Und er sah ein klein wenig zum Himmel hinauf und den dunklen Wolken, die sich nur knapp vom sonstigen Schwarz abzeichneten und ein paar Sterne verdeckten.

"Was den Posten anbelangt, nun, ich fürchte, dass der wohlwerte Arash und die wohlwerte Livia mir einfach zuvor gekommen sind. Ich schrieb zwar auch an den Blutvogt, doch das Treffen war erst lange nicht durchführbar und bis ich dann doch vorsprechen konnte, war es schon geschehen. Allerdings bemühe ich mich noch immer darum. Es ist keine aufgegebene Sache, denn ich finde es noch immer wichtig, dass wir ein Bindeglied zwischen den Liktoren haben. Allerdings ist für das Erreichen eine recht schwere Aufgabe vorgesehen."

Er seufzte etwas und senkte den Blick leicht.

"In Genua scheint stets viel mit Gewalt besser lösbar zu sein, als mit dem Verstand. Zuweilen macht es den Eindruck. Jedoch bin ich in körperlichen Belangen nicht besonders gesegnet. Und da, was ich für den geistigen Vorteil schaffen muss, dauert recht lange. Wahrscheinlich werde ich einen Anteil an dem haben, was geplant ist, es aber alleine wohl nicht lösen. So meine Ansicht. Aber trotz allem, ich gebe da nicht au und auch wenn es sich so zutragen wird, weiss ich, dass ich zumindest mein mir Möglichstes getan habe, auch wenn andere dies vielleicht anders sehen."

Er zuckte mit den Schultern und sah sie dann wieder ernst an.

"Wie es mir ergangen ist.... Auch ich habe viel gelernt. Auch hier und da etwas über Vertrauen und Loyalität, aber vielmehr auch über Status, Politik, einige Kainiten und auch vieles über mich selbst.
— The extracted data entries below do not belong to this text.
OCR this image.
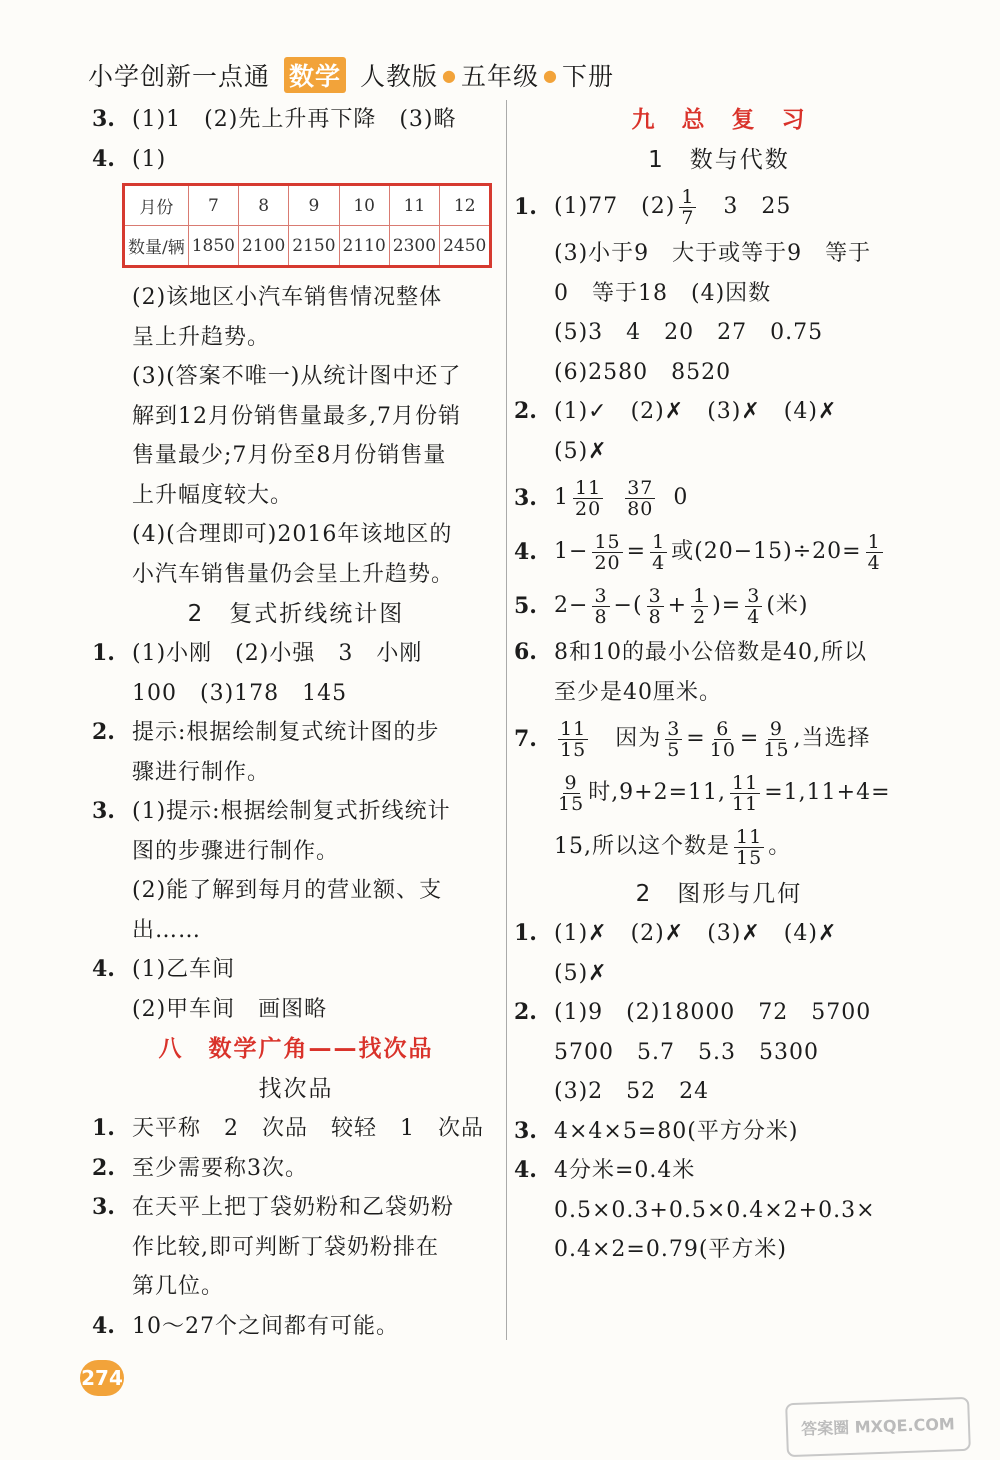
小学创新一点通 数学 人教版 ● 五年级 ● 下册
3. (1)1　(2)先上升再下降　(3)略
4. (1)
月份	7	8	9	10	11	12
数量/辆	1850	2100	2150	2110	2300	2450
(2)该地区小汽车销售情况整体
呈上升趋势。
(3)(答案不唯一)从统计图中还了
解到12月份销售量最多,7月份销
售量最少;7月份至8月份销售量
上升幅度较大。
(4)(合理即可)2016年该地区的
小汽车销售量仍会呈上升趋势。
2　复式折线统计图
1. (1)小刚　(2)小强　3　小刚
100　(3)178　145
2. 提示:根据绘制复式统计图的步
骤进行制作。
3. (1)提示:根据绘制复式折线统计
图的步骤进行制作。
(2)能了解到每月的营业额、支
出……
4. (1)乙车间
(2)甲车间　画图略
八　数学广角——找次品
找次品
1. 天平称　2　次品　较轻　1　次品
2. 至少需要称3次。
3. 在天平上把丁袋奶粉和乙袋奶粉
作比较,即可判断丁袋奶粉排在
第几位。
4. 10～27个之间都有可能。
九　总　复　习
1　数与代数
1. (1)77　$(2) \frac{1}{7}$ 　3　25
(3)小于9　大于或等于9　等于
0　等于18　(4)因数
(5)3　4　20　27　0.75
(6)2580　8520
2. (1)✓　(2)✗　(3)✗　(4)✗
(5)✗
3. $1 \frac{11}{20} \frac{37}{80} 0$
4. $1- \frac{15}{20} = \frac{1}{4}$ 或$(20-15)\div 20= \frac{1}{4}$
5. $2- \frac{3}{8}$ −( $\frac{3}{8} + \frac{1}{2}$ )= $\frac{3}{4}$ (米)
6. 8和10的最小公倍数是40,所以
至少是40厘米。
7.	$\frac{11}{15}$ 　因为 $\frac{3}{5} = \frac{6}{10} = \frac{9}{15}$ ,当选择
$\frac{9}{15}$ 时,9+2=11, $\frac{11}{11} =1,11+4=$
15,所以这个数是 $\frac{11}{15}$ 。
2　图形与几何
1. (1)✗　(2)✗　(3)✗　(4)✗
(5)✗
2. (1)9　(2)18000　72　5700
5700　5.7　5.3　5300
(3)2　52　24
3. 4×4×5=80(平方分米)
4. 4分米=0.4米
0.5×0.3+0.5×0.4×2+0.3×
0.4×2=0.79(平方米)
274
答案圈 MXQE.COM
Ich habe versucht herauszufinden, welchen Platz ich in Genua einnehmen will und diesen verfolge ich nun und hier und da schaffen sich kleine Bündnisse oder Zweckgemeinschaften.
Der wohlwerte Kastellan ist mir übrigens ein wirklich ausgezeichneter Mentor. Jedoch denke ich, dass ich noch nicht einmal die Oberfläche von dem angekratzt habe, was er mir noch beibringen kann oder will."